Вскоре Синь-камень и купающиеся под ним молодки остались позади, за кормой. Плыли уже северным берегом озера. Солнце стало погружаться за горизонт, и лишь Ярилина Плешь пока ещё оставалась освещена им. Судно приблизилось к тому месту, где из озера вытекает река Векса. В этот миг вдруг тряхнуло фрязина Бернара, стоявшего рядом с Иванушкой и Ионой. Он издал короткий стон и схватился обеими руками за древко стрелы, вонзившейся ему прямо между глаз. Русалка первым заметил, как Бернар резко выдернул стрелу из глубокой раны и кровь обильно хлынула ему на лицо.

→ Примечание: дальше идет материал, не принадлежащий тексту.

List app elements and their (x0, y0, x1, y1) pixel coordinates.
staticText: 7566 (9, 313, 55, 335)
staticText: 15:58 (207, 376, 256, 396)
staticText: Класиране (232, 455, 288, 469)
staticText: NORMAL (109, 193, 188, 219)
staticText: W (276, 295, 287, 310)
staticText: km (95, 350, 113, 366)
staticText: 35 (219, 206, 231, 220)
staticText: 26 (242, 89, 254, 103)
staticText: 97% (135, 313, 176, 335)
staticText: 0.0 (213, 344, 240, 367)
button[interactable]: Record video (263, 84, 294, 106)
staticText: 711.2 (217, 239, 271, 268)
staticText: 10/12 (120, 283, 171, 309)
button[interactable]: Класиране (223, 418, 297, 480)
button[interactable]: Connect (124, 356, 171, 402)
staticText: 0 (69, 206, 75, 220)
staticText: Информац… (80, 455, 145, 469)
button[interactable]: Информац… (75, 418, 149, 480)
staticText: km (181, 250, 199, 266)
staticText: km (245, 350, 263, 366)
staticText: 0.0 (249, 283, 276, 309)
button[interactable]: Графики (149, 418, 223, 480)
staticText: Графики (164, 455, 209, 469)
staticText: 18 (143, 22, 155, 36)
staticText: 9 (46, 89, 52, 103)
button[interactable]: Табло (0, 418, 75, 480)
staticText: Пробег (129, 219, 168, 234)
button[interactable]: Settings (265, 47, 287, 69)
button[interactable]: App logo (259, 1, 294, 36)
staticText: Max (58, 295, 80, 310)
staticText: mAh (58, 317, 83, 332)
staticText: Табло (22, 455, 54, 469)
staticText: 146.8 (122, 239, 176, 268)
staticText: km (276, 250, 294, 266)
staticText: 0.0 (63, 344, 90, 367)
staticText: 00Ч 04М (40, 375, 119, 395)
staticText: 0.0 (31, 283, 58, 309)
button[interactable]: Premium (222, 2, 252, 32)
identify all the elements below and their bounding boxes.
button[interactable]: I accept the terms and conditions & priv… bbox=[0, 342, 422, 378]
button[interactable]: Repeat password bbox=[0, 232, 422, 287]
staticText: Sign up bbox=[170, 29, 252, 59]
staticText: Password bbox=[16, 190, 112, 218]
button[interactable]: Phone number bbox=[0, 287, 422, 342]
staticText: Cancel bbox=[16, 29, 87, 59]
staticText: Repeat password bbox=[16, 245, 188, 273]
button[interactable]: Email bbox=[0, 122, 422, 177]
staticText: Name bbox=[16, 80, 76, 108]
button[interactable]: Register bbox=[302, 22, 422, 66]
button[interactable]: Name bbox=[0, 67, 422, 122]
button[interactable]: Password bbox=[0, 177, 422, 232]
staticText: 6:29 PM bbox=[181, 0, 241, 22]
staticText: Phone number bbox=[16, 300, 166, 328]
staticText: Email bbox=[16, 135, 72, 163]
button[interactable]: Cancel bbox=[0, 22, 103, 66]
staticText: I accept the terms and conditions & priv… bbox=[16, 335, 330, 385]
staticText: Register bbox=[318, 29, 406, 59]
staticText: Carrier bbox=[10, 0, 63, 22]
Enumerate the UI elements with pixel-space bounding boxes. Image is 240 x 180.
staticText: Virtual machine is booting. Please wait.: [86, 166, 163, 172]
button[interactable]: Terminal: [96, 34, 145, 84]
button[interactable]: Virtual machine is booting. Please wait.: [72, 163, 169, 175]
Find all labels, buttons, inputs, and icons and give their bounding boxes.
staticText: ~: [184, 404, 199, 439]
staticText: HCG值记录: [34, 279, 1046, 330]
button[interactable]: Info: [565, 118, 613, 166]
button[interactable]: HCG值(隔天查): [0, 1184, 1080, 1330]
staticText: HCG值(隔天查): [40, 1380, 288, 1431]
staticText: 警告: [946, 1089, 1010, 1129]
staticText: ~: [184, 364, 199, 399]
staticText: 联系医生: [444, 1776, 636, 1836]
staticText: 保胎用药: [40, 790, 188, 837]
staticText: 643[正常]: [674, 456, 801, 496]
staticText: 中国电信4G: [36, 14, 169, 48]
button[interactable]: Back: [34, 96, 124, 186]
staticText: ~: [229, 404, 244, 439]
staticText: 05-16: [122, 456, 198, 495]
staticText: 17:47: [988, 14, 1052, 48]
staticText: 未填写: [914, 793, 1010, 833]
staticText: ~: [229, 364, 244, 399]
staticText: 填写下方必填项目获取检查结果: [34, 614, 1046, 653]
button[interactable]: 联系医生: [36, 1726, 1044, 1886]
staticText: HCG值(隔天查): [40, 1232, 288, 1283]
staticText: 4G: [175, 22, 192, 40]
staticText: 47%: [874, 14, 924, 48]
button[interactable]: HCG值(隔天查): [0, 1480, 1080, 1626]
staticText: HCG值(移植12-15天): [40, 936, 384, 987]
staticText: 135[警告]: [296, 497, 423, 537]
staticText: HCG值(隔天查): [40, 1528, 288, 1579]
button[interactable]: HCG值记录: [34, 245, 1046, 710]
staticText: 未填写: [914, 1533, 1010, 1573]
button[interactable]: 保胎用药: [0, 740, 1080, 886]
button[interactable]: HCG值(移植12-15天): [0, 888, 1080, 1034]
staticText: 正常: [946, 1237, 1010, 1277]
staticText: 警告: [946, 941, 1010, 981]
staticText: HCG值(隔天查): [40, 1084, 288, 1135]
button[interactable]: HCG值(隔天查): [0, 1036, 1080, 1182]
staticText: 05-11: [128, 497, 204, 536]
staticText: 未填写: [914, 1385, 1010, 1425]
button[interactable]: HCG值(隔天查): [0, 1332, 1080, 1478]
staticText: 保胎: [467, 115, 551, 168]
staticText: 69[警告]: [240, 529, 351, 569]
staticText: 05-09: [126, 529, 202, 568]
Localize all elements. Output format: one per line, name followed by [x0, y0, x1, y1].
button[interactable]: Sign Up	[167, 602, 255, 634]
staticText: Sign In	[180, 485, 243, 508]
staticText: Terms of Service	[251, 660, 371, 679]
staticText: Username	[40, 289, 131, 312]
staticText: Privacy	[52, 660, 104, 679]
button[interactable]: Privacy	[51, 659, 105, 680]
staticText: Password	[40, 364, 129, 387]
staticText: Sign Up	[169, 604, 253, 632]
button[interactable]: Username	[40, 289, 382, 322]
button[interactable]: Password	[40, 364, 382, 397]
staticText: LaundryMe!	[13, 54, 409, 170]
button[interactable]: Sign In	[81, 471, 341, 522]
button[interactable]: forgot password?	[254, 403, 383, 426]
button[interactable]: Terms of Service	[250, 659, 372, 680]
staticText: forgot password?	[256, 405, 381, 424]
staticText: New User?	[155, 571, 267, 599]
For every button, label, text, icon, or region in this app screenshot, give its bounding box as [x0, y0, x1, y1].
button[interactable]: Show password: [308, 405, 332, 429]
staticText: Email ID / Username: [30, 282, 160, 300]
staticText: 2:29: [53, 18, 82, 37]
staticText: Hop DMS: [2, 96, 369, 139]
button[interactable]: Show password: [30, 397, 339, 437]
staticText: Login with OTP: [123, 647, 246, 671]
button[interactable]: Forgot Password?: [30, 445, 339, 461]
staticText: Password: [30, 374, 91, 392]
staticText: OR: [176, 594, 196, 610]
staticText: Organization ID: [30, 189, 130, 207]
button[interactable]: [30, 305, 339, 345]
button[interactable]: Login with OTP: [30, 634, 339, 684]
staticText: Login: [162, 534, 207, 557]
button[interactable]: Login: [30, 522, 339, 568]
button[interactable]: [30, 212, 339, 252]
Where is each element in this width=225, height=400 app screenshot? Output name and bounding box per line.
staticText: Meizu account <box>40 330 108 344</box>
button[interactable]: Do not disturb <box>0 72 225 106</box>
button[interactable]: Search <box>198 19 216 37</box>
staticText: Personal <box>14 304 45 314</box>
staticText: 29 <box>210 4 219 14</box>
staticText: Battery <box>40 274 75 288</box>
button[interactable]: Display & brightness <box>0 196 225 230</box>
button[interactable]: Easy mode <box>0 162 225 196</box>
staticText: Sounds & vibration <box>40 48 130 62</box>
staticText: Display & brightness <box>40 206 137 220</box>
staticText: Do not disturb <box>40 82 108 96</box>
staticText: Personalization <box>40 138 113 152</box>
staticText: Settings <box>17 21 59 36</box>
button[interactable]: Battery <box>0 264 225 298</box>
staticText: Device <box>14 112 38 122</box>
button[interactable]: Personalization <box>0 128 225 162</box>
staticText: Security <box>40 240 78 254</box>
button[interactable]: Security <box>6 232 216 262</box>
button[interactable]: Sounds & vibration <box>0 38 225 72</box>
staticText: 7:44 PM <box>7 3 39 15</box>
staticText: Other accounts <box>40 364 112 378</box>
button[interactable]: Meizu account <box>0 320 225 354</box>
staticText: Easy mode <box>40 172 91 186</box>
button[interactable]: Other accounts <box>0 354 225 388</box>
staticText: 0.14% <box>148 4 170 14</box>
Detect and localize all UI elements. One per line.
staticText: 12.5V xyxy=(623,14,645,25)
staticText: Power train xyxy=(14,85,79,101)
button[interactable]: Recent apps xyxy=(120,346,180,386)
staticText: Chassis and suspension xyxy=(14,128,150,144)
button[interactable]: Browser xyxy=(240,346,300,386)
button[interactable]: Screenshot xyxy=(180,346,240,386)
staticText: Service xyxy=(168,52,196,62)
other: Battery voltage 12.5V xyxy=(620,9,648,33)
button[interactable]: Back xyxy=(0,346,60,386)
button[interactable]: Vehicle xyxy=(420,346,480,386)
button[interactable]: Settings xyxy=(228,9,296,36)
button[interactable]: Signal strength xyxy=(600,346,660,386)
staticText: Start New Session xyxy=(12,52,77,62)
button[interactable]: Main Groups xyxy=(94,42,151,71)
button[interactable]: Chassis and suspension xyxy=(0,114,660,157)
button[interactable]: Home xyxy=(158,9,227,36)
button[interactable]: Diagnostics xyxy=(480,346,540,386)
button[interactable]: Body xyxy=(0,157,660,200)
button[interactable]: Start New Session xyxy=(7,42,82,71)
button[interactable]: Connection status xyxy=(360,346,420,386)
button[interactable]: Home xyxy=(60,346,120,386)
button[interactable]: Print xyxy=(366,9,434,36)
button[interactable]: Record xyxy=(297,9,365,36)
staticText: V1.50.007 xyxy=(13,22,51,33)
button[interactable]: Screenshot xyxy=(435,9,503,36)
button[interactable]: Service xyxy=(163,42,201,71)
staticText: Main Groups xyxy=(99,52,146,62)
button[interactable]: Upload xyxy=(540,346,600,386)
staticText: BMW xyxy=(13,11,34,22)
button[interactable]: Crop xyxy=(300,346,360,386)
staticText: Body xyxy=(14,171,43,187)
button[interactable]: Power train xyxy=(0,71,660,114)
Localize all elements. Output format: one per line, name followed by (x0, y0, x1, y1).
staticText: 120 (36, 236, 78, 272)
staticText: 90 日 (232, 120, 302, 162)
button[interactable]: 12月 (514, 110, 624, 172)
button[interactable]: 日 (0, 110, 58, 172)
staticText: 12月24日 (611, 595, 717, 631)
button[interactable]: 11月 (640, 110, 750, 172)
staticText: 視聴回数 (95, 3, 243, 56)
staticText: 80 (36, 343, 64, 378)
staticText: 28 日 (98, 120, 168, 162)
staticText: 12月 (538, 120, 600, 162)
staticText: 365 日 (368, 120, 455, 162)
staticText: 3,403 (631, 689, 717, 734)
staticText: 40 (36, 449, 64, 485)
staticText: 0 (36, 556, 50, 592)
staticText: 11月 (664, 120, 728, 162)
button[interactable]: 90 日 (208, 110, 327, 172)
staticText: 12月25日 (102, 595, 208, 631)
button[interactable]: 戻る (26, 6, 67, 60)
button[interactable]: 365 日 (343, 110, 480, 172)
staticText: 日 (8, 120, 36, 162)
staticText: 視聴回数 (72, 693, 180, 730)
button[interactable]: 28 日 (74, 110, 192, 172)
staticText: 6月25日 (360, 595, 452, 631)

– Дье-о-о-о-о!!! – проревел несчастный и повалился навзничь. Все бросились к нему. Русалка же принялся во все глаза высматривать на берегу того, кто мог послать смертоносную стрелу. В сумрачных прибрежных лесах никого не было видно.
– Что он? – спросил Русалка, продолжая всматриваться в берег.
– Кончается, – молвил в ответ Ощера.
Тут начались крики. Первым закричал и заплакал Иванушка. Потом – подбежавший монах Фома, который принялся трясти уже отдавшего Богу душу Бернара и что-то спрашивать его по-ихнему. Наконец, с диким воплем появилась черемисянка Очалше, сопровождавшая своего возлюбленного и доселе сидевшая в середине кормы. Она быстро всё поняла, села на колени, положила на них кровавую голову Бернара и умолкла. Затем провела ладонью по лицу убитого и измазала своё лицо его кровью. Произнесла рыдальным голосом:
– Азырен[21]21
Азырен – имя божества смерти у черемисов.
[Закрыть]!
– Эх, – вздохнул Иона, – не нашего вероисповедания, ну да что поделаешь… Владыко Господи Вседержителю, Отче Господа нашего Иисуса Христа, иже всем человеком хотяй спастися… – Он продолжал чтение молитвы, глаголемой на исходе души из тела, не прерывая её и когда нахлынула новая волна горестных воплей, издаваемых набежавшими фрягами, спутниками бедного Бернара. – Да отпустится от уз плотских и греховных, и приими в мир душу раба Твоего сего Бернария, и покой в вечных обителях со святыми Твоими…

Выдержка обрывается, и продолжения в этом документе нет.